With respect to the environment, Smith focused on protection of NZ’s ocean area, freshwater management, and the Emissions Trading Scheme. Here are excerpts of Minister Smith’s remarks on environmental issues. Yesterday we posted on his local government reform comments. His full speech is here.

Nick Smith speech excerpts:

“My first environmental priority this year is to pass and implement new laws to provide for the environmental protection of New Zealand’s huge ocean area. This space of 650 million hectares or 20 times our land mass is known technically as the Exclusive Economic Zone and Extended Continental Shelf.

The issue is that the jurisdiction of the RMA ceases at the 12 mile limit of the territorial sea, yet we need to have a robust system for assessing the environmental impacts of activities in the ocean environment.

We need look no further than the Gulf of Mexico disaster in 2010 as to what can go wrong. A key conclusion of the subsequent inquiry was that an independent regulator, separate from the government agency responsible for promoting mineral exploration, needed to robustly check the environment risks. That is just what we are proposing with the Environmental Protection Authority.

Balance is at the core of the Government’s approach to this issue. There are significant economic opportunities for New Zealand from minerals in New Zealand’s EEZ, the 4th largest in the world. This legislation is about taking these opportunities in an environmentally responsible way.

A second environmental priority is improving management of freshwater. Few New Zealanders appreciate how blessed we are in having the second highest per capita water resource in the world, nor how much of our export and energy industries depend on that resource.

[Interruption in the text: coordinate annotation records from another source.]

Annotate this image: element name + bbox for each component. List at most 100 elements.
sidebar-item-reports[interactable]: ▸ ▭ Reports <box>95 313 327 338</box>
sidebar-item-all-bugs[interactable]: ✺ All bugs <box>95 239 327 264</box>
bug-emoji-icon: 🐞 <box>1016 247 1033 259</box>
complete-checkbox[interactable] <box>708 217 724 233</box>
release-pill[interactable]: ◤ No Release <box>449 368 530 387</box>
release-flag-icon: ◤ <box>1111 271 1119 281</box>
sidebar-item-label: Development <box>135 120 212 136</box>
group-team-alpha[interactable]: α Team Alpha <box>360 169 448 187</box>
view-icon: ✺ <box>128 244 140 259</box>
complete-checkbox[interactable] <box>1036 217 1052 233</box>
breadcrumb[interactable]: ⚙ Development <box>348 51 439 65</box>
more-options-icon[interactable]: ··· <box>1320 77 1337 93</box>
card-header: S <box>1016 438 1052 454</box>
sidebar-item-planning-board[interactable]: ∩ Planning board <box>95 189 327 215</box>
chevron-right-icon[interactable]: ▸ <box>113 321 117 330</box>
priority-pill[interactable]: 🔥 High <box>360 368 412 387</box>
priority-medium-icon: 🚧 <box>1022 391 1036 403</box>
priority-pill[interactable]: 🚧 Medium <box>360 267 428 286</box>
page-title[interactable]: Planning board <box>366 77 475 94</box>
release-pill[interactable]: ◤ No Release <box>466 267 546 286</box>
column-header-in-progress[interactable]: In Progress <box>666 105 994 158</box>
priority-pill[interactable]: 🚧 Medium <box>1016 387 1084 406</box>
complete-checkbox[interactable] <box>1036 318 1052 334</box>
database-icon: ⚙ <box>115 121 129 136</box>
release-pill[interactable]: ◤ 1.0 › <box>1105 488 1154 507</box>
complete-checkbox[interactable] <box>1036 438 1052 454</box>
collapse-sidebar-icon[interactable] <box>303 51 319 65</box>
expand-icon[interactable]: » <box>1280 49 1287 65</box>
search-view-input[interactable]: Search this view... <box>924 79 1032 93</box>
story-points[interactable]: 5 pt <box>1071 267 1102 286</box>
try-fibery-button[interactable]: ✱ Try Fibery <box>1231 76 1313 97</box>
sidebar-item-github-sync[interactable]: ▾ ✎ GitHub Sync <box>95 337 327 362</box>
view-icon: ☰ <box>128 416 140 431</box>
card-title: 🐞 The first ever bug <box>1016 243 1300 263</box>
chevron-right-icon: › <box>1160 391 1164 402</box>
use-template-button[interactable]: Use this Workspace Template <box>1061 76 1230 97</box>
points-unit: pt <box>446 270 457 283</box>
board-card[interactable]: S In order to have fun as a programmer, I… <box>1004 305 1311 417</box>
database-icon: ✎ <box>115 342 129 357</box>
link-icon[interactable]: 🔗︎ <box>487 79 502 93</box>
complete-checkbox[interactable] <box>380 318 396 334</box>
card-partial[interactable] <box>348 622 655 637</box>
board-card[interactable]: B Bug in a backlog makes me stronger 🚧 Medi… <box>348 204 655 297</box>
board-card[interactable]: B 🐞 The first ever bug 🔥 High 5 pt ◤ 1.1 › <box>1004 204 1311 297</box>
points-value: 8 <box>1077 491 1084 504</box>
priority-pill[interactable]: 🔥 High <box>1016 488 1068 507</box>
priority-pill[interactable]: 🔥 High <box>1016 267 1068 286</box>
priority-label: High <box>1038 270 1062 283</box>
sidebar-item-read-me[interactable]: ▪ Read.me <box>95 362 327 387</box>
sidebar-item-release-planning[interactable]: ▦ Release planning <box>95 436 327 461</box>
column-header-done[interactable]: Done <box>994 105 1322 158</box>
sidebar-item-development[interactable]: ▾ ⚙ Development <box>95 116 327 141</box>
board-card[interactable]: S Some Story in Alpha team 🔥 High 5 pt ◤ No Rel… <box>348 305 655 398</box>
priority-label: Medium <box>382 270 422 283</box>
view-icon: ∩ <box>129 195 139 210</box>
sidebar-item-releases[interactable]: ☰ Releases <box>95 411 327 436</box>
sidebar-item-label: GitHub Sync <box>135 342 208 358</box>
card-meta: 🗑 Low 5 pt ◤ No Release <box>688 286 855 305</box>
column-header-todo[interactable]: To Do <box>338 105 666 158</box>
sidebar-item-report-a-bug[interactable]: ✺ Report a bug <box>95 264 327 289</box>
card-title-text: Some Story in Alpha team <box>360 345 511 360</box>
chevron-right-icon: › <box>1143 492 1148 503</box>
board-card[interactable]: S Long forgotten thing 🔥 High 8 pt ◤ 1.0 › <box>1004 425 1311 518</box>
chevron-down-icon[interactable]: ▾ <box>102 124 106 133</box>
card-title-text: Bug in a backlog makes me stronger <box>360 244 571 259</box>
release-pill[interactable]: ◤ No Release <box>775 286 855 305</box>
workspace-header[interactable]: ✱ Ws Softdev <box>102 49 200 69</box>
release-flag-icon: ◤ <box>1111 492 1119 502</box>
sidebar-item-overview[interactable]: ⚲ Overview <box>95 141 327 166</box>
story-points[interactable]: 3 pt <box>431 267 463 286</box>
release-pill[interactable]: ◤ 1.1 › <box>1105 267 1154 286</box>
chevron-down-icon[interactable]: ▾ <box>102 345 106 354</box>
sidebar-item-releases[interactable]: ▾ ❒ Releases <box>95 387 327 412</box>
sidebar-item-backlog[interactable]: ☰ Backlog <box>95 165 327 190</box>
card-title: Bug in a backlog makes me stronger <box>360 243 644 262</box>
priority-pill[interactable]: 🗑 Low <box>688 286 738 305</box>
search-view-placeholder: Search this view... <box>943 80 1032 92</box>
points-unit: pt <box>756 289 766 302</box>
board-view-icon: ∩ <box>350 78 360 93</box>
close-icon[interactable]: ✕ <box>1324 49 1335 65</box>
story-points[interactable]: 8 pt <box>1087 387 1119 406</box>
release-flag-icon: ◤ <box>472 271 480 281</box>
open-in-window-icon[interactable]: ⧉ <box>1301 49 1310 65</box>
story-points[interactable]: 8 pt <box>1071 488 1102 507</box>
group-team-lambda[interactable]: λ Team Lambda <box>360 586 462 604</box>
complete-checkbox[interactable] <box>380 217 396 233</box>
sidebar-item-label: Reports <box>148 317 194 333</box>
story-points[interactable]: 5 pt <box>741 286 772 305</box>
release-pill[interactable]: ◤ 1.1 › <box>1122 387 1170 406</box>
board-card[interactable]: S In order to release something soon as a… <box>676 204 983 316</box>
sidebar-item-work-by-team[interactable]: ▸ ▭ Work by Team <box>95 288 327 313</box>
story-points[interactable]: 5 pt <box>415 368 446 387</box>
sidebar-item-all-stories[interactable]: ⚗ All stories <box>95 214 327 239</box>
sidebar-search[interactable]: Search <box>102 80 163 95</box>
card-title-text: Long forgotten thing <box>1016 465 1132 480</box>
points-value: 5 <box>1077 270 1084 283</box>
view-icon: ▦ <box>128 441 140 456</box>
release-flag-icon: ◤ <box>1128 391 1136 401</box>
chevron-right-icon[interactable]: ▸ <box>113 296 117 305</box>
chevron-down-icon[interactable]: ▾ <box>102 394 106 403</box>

In the last term of Government, we established the Land and Water Forum which produced by consensus across 58 groups a way forward for improving how we manage water. This year my priority is making progress on getting clearer rules for farmers on what they need to do to better protect water quality as well as progressing clean-up plans for a number of significant rivers and lakes that had over previous decades become polluted.

I am also proposing a new Environment Reporting Act that will improve the integrity of New Zealand’s green brand.

We are the only OECD country that does not have a statutory system of nationwide environment reporting. This is out of step with the importance of the environment to our national identity, economy and quality of life.

A good practical example of this problem is our water quality. There is no consistent system of measurement. It is very difficult to ascertain if it is getting worse or where it is improving and this just compounds the political difficulties in improving management. My aim is to establish a nationwide five yearly report that ranks New Zealand’s rivers and lakes from the cleanest to the dirtiest and identifies which ones are improving, and which are deteriorating. This will help focus communities on better managing this precious resource. The intended author of the report is the Parliamentary Commissioner for the Environment to ensure its independence and integrity.”

Regarding National’s approach to our nation’s ocean area, whether the Government’s legislation will be adequate to the urgent need to truly protect our ocean environment is debatable. Here is the critique of the Environmental Defence Society (press release, full submission), in my opinion, NZ’s most expert environmental voice.

With respect to water management, we’ll need to wait and see where the Land and Water Forum lands on key issues … and then how the National Government reacts if the measures and standards recommended fail to strike the right, using National’s favourite term, “balance” (i.e., are too tough for the farm lobby).

But I’m all for Minister Smith’s Environmental Reporting Act. The fact is, there’s no consistency whatsoever in how our freshwater quality is measured. Clear standards and stipulated measurement methodologies can’t come a moment too soon for Hawke’s Bay, where, adding to existing water quality contention, our Regional Council is considering adding 20,000 hectares of new irrigated farming in the Tukituki catchment.

As we offered yesterday, Minister Smith, you have an open invitation to speak in Hawke’s Bay. I guarantee we can pack the house.